Dix ans après l’élection présidentielle du 27 août 2016 au Gabon, des victimes des violences post-électorales réclament toujours vérité et justice. Les troubles ont éclaté après l’annonce, le 31 août 2016, de résultats contestés, et aucun bilan humain définitif unanimement reconnu n’a été établi depuis.

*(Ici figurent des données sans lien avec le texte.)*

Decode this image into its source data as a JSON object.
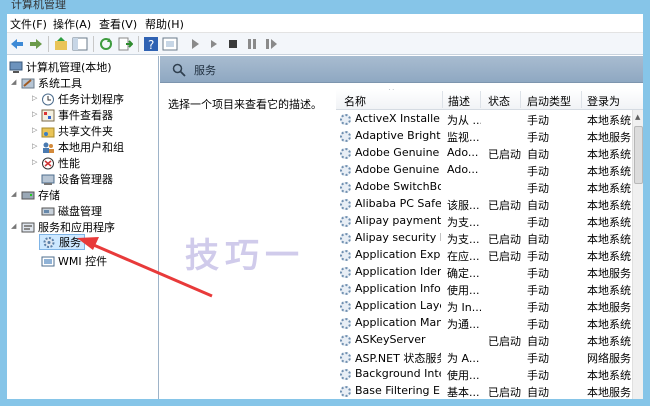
{
  "window": {
    "title": "计算机管理"
  },
  "menu": [
    "文件(F)",
    "操作(A)",
    "查看(V)",
    "帮助(H)"
  ],
  "tree": {
    "root": "计算机管理(本地)",
    "system_tools": "系统工具",
    "task_scheduler": "任务计划程序",
    "event_viewer": "事件查看器",
    "shared_folders": "共享文件夹",
    "local_users": "本地用户和组",
    "performance": "性能",
    "device_manager": "设备管理器",
    "storage": "存储",
    "disk_management": "磁盘管理",
    "services_apps": "服务和应用程序",
    "services": "服务",
    "wmi": "WMI 控件"
  },
  "pane": {
    "title": "服务",
    "description": "选择一个项目来查看它的描述。"
  },
  "columns": {
    "name": "名称",
    "desc": "描述",
    "status": "状态",
    "startup": "启动类型",
    "logon": "登录为"
  },
  "services": [
    {
      "name": "ActiveX Installer ...",
      "desc": "为从 ...",
      "status": "",
      "startup": "手动",
      "logon": "本地系统"
    },
    {
      "name": "Adaptive Brightn...",
      "desc": "监视...",
      "status": "",
      "startup": "手动",
      "logon": "本地服务"
    },
    {
      "name": "Adobe Genuine ...",
      "desc": "Ado...",
      "status": "已启动",
      "startup": "自动",
      "logon": "本地系统"
    },
    {
      "name": "Adobe Genuine ...",
      "desc": "Ado...",
      "status": "",
      "startup": "手动",
      "logon": "本地系统"
    },
    {
      "name": "Adobe SwitchBo...",
      "desc": "",
      "status": "",
      "startup": "手动",
      "logon": "本地系统"
    },
    {
      "name": "Alibaba PC Safe ...",
      "desc": "该服...",
      "status": "已启动",
      "startup": "自动",
      "logon": "本地系统"
    },
    {
      "name": "Alipay payment ...",
      "desc": "为支...",
      "status": "",
      "startup": "手动",
      "logon": "本地系统"
    },
    {
      "name": "Alipay security b...",
      "desc": "为支...",
      "status": "已启动",
      "startup": "自动",
      "logon": "本地系统"
    },
    {
      "name": "Application Expe...",
      "desc": "在应...",
      "status": "已启动",
      "startup": "手动",
      "logon": "本地系统"
    },
    {
      "name": "Application Iden...",
      "desc": "确定...",
      "status": "",
      "startup": "手动",
      "logon": "本地服务"
    },
    {
      "name": "Application Infor...",
      "desc": "使用...",
      "status": "",
      "startup": "手动",
      "logon": "本地系统"
    },
    {
      "name": "Application Laye...",
      "desc": "为 In...",
      "status": "",
      "startup": "手动",
      "logon": "本地服务"
    },
    {
      "name": "Application Man...",
      "desc": "为通...",
      "status": "",
      "startup": "手动",
      "logon": "本地系统"
    },
    {
      "name": "ASKeyServer",
      "desc": "",
      "status": "已启动",
      "startup": "自动",
      "logon": "本地系统"
    },
    {
      "name": "ASP.NET 状态服务",
      "desc": "为 A...",
      "status": "",
      "startup": "手动",
      "logon": "网络服务"
    },
    {
      "name": "Background Inte...",
      "desc": "使用...",
      "status": "",
      "startup": "手动",
      "logon": "本地系统"
    },
    {
      "name": "Base Filtering En...",
      "desc": "基本...",
      "status": "已启动",
      "startup": "自动",
      "logon": "本地服务"
    }
  ],
  "watermark": "技巧一",
  "colors": {
    "frame": "#86c5e8",
    "header": "#9bb3cb",
    "arrow": "#e83a3a",
    "selected": "#cde8ff"
  }
}
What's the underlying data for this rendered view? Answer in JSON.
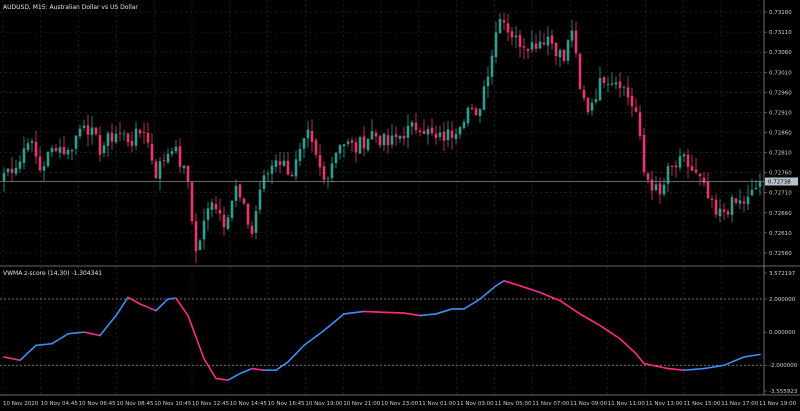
{
  "main_panel": {
    "title": "AUDUSD, M15:  Australian Dollar vs US Dollar",
    "price_ticks": [
      "0.73160",
      "0.73110",
      "0.73060",
      "0.73010",
      "0.72960",
      "0.72910",
      "0.72860",
      "0.72810",
      "0.72760",
      "0.72710",
      "0.72660",
      "0.72610",
      "0.72560"
    ],
    "current_price": "0.72738",
    "colors": {
      "bull": "#2e9e8e",
      "bear": "#e8356a",
      "grid": "#233040",
      "current_line": "#8a8a8a",
      "pricebox": "#b7c2cc"
    }
  },
  "indicator_panel": {
    "title": "VWMA z-score (14,30) -1.304341",
    "ticks": [
      "3.572197",
      "2.000000",
      "0.000000",
      "-2.000000",
      "-3.555923"
    ],
    "levels": [
      2.0,
      -2.0
    ],
    "colors": {
      "up": "#3d8df0",
      "down": "#ff2a8a",
      "level": "#9a9a9a"
    }
  },
  "time_axis": {
    "labels": [
      "10 Nov 2020",
      "10 Nov 04:45",
      "10 Nov 06:45",
      "10 Nov 08:45",
      "10 Nov 10:45",
      "10 Nov 12:45",
      "10 Nov 14:45",
      "10 Nov 16:45",
      "10 Nov 19:00",
      "10 Nov 21:00",
      "10 Nov 23:00",
      "11 Nov 01:00",
      "11 Nov 03:00",
      "11 Nov 05:00",
      "11 Nov 07:00",
      "11 Nov 09:00",
      "11 Nov 11:00",
      "11 Nov 13:00",
      "11 Nov 15:00",
      "11 Nov 17:00",
      "11 Nov 19:00"
    ]
  },
  "chart_data": [
    {
      "type": "candlestick",
      "title": "AUDUSD, M15:  Australian Dollar vs US Dollar",
      "ylim": [
        0.7253,
        0.7319
      ],
      "anchors_close": [
        [
          0,
          0.7276
        ],
        [
          4,
          0.7279
        ],
        [
          6,
          0.7285
        ],
        [
          9,
          0.7277
        ],
        [
          13,
          0.7283
        ],
        [
          16,
          0.7281
        ],
        [
          20,
          0.7289
        ],
        [
          24,
          0.7282
        ],
        [
          28,
          0.7286
        ],
        [
          32,
          0.7284
        ],
        [
          35,
          0.7287
        ],
        [
          38,
          0.7276
        ],
        [
          42,
          0.7283
        ],
        [
          46,
          0.7274
        ],
        [
          48,
          0.7256
        ],
        [
          52,
          0.727
        ],
        [
          55,
          0.7264
        ],
        [
          58,
          0.7272
        ],
        [
          62,
          0.7261
        ],
        [
          64,
          0.7272
        ],
        [
          68,
          0.728
        ],
        [
          72,
          0.7276
        ],
        [
          76,
          0.7285
        ],
        [
          80,
          0.7274
        ],
        [
          84,
          0.7284
        ],
        [
          88,
          0.7282
        ],
        [
          92,
          0.7286
        ],
        [
          96,
          0.7283
        ],
        [
          100,
          0.7286
        ],
        [
          104,
          0.7288
        ],
        [
          108,
          0.7284
        ],
        [
          112,
          0.7286
        ],
        [
          116,
          0.7292
        ],
        [
          118,
          0.7289
        ],
        [
          122,
          0.7306
        ],
        [
          124,
          0.7316
        ],
        [
          126,
          0.7312
        ],
        [
          128,
          0.7309
        ],
        [
          132,
          0.7308
        ],
        [
          136,
          0.731
        ],
        [
          140,
          0.7304
        ],
        [
          142,
          0.7312
        ],
        [
          144,
          0.7296
        ],
        [
          146,
          0.7292
        ],
        [
          150,
          0.73
        ],
        [
          154,
          0.7299
        ],
        [
          158,
          0.7291
        ],
        [
          160,
          0.7276
        ],
        [
          164,
          0.727
        ],
        [
          166,
          0.7276
        ],
        [
          170,
          0.7279
        ],
        [
          174,
          0.7274
        ],
        [
          178,
          0.7265
        ],
        [
          182,
          0.7268
        ],
        [
          186,
          0.7269
        ],
        [
          189,
          0.72738
        ]
      ],
      "current": 0.72738
    },
    {
      "type": "line",
      "title": "VWMA z-score (14,30) -1.304341",
      "ylim": [
        -3.555923,
        3.572197
      ],
      "levels": [
        2.0,
        -2.0
      ],
      "series": [
        {
          "values": [
            [
              0,
              -1.5
            ],
            [
              4,
              -1.7
            ],
            [
              8,
              -0.8
            ],
            [
              12,
              -0.7
            ],
            [
              16,
              -0.1
            ],
            [
              20,
              0.0
            ],
            [
              24,
              -0.2
            ],
            [
              28,
              1.0
            ],
            [
              31,
              2.1
            ],
            [
              34,
              1.7
            ],
            [
              38,
              1.3
            ],
            [
              41,
              2.0
            ],
            [
              43,
              2.05
            ],
            [
              46,
              1.0
            ],
            [
              50,
              -1.6
            ],
            [
              53,
              -2.8
            ],
            [
              56,
              -2.9
            ],
            [
              59,
              -2.5
            ],
            [
              62,
              -2.2
            ],
            [
              65,
              -2.3
            ],
            [
              68,
              -2.3
            ],
            [
              71,
              -1.8
            ],
            [
              75,
              -0.8
            ],
            [
              80,
              0.1
            ],
            [
              85,
              1.1
            ],
            [
              90,
              1.25
            ],
            [
              95,
              1.2
            ],
            [
              100,
              1.15
            ],
            [
              104,
              1.0
            ],
            [
              108,
              1.1
            ],
            [
              112,
              1.4
            ],
            [
              115,
              1.4
            ],
            [
              119,
              2.0
            ],
            [
              123,
              2.8
            ],
            [
              125,
              3.1
            ],
            [
              129,
              2.8
            ],
            [
              134,
              2.4
            ],
            [
              139,
              1.9
            ],
            [
              144,
              1.1
            ],
            [
              149,
              0.4
            ],
            [
              154,
              -0.4
            ],
            [
              158,
              -1.3
            ],
            [
              160,
              -1.9
            ],
            [
              162,
              -2.0
            ],
            [
              166,
              -2.2
            ],
            [
              170,
              -2.3
            ],
            [
              175,
              -2.2
            ],
            [
              180,
              -2.0
            ],
            [
              185,
              -1.5
            ],
            [
              189,
              -1.35
            ]
          ]
        }
      ]
    }
  ]
}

La Commission africaine des droits de l’homme et des peuples s’était dite préoccupée par les allégations d’une attaque contre le siège de l’opposition par des agents des services de sécurité de l’Etat, alors que 27 membres de l’opposition y étaient séquestrés. La mission d’observation électorale de l’Union européenne avait pour sa part relevé d’importantes défaillances du processus électoral et recommandé une enquête indépendante sur les violences ayant suivi le scrutin.
En septembre 2023, Afrique XXI écrivait que la justice gabonaise n’avait toujours pas établi la vérité sur ces violences post-électorales.
En juin 2026, l’Organisation mondiale contre la torture présentait encore Claudine Aicha Tsoumbo, présidente de l’Association Réconciliation, comme engagée dans la défense des victimes de la répression post-électorale de 2016 et dans la demande d’une commission Vérité, Justice et Réparation.